Pour la production de disques, les Buzzcocks vont faire la démonstration qu’il est possible d’autoproduire un disque, qu’il est possible de monter un label pour lui donner un statut professionnel, qu’il est possible de le distribuer sans réseau de distribution professionnel. Et pour finir d’obtenir un succès indépendamment (16 000 copies écoulés en moins de six mois) de toute structure professionnelle. En 1977, c’est totalement inédit.

Pareil pour les fanzines. Mark Perry va lancer Sniffin’Glue, premier fanzine punk britannique. De 50 exemplaires, il va atteindre 15 000 exemplaire en moins d’un an. Sur un mode bricolé, DIY, complètement non-professionnel. Ce qui est proprement incroyable. Et qui va convaincre d’autres jeunes gens à passer à l’action. Qu’être musicien et journaliste n’est pas réservé à une élite. Le DIY va dès lors se répandre comme une trainée de poudre.

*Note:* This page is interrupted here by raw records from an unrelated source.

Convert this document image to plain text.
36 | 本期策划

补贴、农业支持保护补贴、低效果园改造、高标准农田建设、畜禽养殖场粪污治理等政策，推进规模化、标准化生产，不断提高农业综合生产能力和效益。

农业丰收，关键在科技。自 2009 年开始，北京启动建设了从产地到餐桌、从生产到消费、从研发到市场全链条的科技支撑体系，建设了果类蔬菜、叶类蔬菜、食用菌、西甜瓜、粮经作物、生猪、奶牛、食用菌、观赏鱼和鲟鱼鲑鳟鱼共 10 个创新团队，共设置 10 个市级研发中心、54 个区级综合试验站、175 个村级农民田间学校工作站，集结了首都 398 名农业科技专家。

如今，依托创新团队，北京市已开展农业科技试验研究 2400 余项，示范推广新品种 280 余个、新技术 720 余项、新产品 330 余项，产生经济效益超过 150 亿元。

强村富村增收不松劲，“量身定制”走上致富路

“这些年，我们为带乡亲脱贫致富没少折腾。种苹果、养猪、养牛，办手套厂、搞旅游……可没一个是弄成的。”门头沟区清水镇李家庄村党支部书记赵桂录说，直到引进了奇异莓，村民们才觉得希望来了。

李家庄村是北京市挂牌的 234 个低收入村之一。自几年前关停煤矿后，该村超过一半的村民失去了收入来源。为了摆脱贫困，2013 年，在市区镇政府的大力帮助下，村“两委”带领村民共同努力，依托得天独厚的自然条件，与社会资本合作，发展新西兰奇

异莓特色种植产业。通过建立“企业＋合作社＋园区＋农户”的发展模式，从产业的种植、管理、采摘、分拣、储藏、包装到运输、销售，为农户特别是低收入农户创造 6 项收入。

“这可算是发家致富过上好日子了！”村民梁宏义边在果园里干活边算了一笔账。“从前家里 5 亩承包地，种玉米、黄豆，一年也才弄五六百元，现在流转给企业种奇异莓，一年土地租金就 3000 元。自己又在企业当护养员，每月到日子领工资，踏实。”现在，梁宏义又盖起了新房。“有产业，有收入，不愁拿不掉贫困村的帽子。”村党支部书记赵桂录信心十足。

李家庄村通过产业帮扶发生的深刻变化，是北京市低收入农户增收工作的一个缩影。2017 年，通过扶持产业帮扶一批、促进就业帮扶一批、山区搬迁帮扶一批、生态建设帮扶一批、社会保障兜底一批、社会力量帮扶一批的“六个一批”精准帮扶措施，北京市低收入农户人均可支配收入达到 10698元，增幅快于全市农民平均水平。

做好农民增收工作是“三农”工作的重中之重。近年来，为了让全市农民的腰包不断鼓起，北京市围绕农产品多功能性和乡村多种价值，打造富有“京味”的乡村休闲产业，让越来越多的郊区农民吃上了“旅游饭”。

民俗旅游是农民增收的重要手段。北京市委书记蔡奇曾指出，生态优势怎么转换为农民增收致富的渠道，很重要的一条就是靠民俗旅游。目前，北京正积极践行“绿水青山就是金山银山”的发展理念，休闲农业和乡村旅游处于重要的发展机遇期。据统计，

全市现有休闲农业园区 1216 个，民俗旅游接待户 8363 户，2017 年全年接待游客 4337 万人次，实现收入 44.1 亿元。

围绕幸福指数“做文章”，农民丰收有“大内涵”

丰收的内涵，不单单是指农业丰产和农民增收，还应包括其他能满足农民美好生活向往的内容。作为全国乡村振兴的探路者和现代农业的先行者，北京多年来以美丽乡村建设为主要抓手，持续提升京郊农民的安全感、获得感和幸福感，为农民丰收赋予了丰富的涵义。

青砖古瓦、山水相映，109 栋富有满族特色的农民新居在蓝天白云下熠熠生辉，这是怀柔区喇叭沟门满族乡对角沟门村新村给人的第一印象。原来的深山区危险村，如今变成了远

Évidemment, il faut aussi mettre ce phénomène en relation avec la démocratisation des moyens de production. Le prix des instruments se démocratise, les photocopieurs de répandent dans l’espace professionnel, quantité de choses inimaginables jusqu’alors deviennent possibles. Les punks vont s’engouffrer dans la brèche avec une bonheur qui ne se dément pas jusqu’à nos jours. Si bien que le DIY est totalement consubstantiel du punk rock. Ou plus exactement de certaines franges punk rock. Celles pour lesquelles le DIY est un critère d’authenticité majeur.


Quel groupe/artiste vous semble le plus incarner cet esprit DIY ?

Crass et la majeure partie de la scène anarcho-punk (Poison Girls, Amebix, La Fraction et des milliers d’autres), les Desperates Bicycles, Tragedy et puis des gens comme IanMcKaye de Minor Threat, Fugazi et The Evens qui a confondé un label DIY, Dischord Rds.


Avant le punk, d’autres groupes ont-ils versé dans le DIY ? Vous évoquez le skiffle mais n’y a-t-il pas eu d’autres précédents ?

Oui bien sûr, les punks sont simplement les premiers à valoriser autant le DIY comme manière de faire, comme état d’esprit. Avant eux, il y a eu les hippies dans les années 60, le skiffle dans les années 50, le jazz et le blues dans la première moitié du siècle. La différence tient à ce que pour beaucoup d’artistes, le DIY est un pis aller. Pour les punks, une frange d’entre eux, c’est un mode de vie et il n’est pas imaginable de fonctionner en dehors de ce régime.


On ne retrouve pas cet aspect dans le rap, autre genre anti-système ?

Si bien sûr, certaines franges du rap fonctionnent exactement de la même manière. Mais c’est le cas de quantité de genres musicaux. On fait indépendamment de l’industrie musicale qui ne veut pas de nous et on s’en fiche. L’important c’est de faire des choses. C’est le processus qui compte. Et l’on ne rend des comptes à personne. C’est très sain !

La notion de rattrapage par le système revient souvent, vous évoquez la capacité du « nouvel esprit du capitalisme » à souffler aussi dans les cordes punk. Est-ce une fatalité ou certains ont-ils su y échapper ?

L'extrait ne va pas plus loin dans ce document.